Un frisson parcoure l’échine de Sven. La phobie des vampires. Elle ne le sait pas. Évidemment ! Personne ne le sait. Si... Son petit le savait. Il avait compris mais n’avait jamais vendu la mèche. Comment avait-il compris d’ailleurs ? Cet enfant montrait une intuition hors du commun. Il se disait qu’il deviendrait psychiatre ou menteur professionnel. Une capacité folle à entendre dans le silence de l’autre tout ce qu’il ne disait pas. Il lImaginait bien en blouse blanche, attentif et calme, comme il l’avait toujours été. A l’affût du moindre signe. Il avait cette manie de regarder le corps parler. Il traduisait absolument parfaitement tout ce que le corps des gens hurlait sans Ue personne n’y prête attention. Huit ans, neuf ans, au spectacle, dans la rue, il expliquait à son père : « le Monsieur est triste mais aussi regarde ! Très en colère, regarde ses mains, regarde Papa !ses chaussures claquent le sol comme des tarées. » Cela pouvait durer des heures. Il ne s’en lassait pas. C’était un enfant étonnant. Un peu trop fascinant d’ailleurs. Sven se disait souvent qu’il n’aurait pas dû comprendre tout cela.
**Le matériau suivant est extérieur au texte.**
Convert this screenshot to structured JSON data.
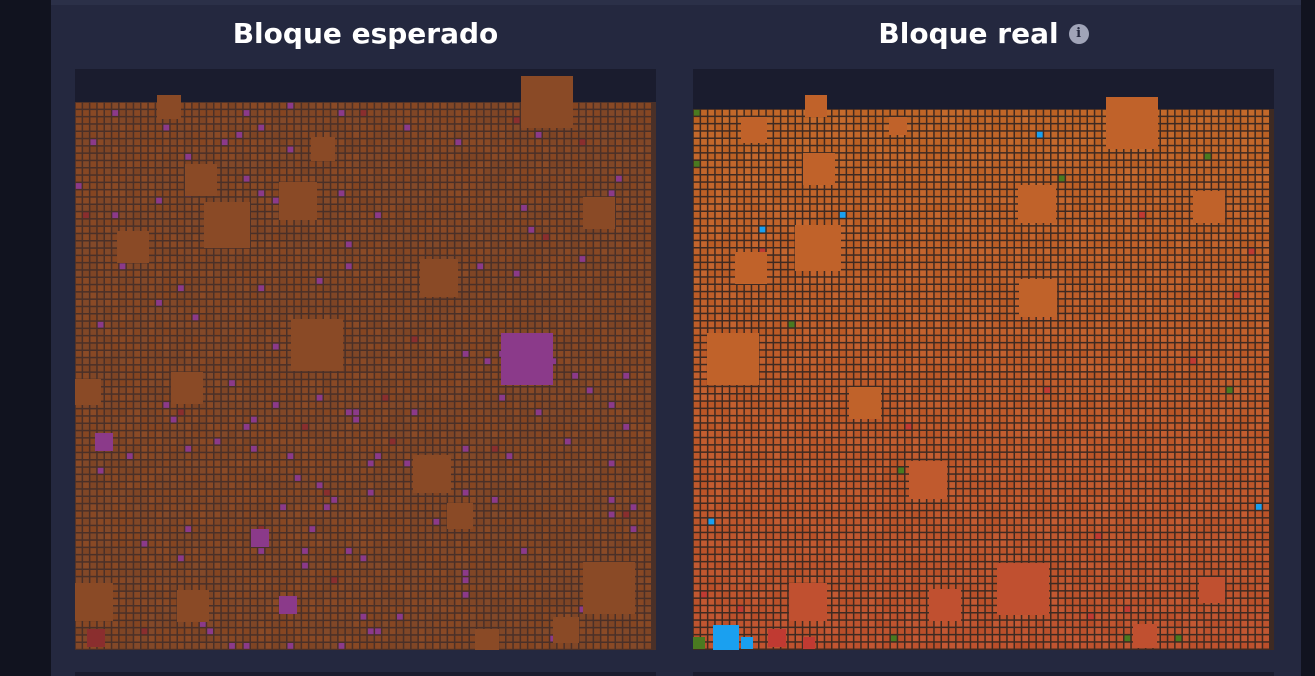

- Ne vous faites pas de bile. Je vais bien. Je vais faire attention, vous avez raison.
- Oui et si vous avez besoin de quelque chose, demandez surtout. Arrêtez avec votre fierté d’ermite qui n’a peur de rien ! Ça ne vous donnera pas bonne santé.
- Oui oui...
Il sourit et sortit en la saluant.
Elle voyait juste. Il faisait toujours mine de rester détaché de tout, impavide, impassible. Elle n’y croyait pas. Qui y croyait ? Sans doute ceux qui ne regardaient pas plus loin que leur petit cercle vital.

             Depuis quelques jours, Sven avait une envie folle, pourtant longtemps endormie, d’appeler quelqu’un et de parler. Il avait envie d’appeler son grand. Il avait envie d’entendre sa voix grave et sûre. Les enfants finissent par rassurer les parents, quoi qu’on en dise. Mais Max n’était pas disposé.
Cependant, un jour, le téléphone inexorablement muet, se mit à sonner. Sven écarquilla les yeux en les fixant sur l’objet concerné. Il ne bougez pas puis se lève pour décrocher. « Allô ??? »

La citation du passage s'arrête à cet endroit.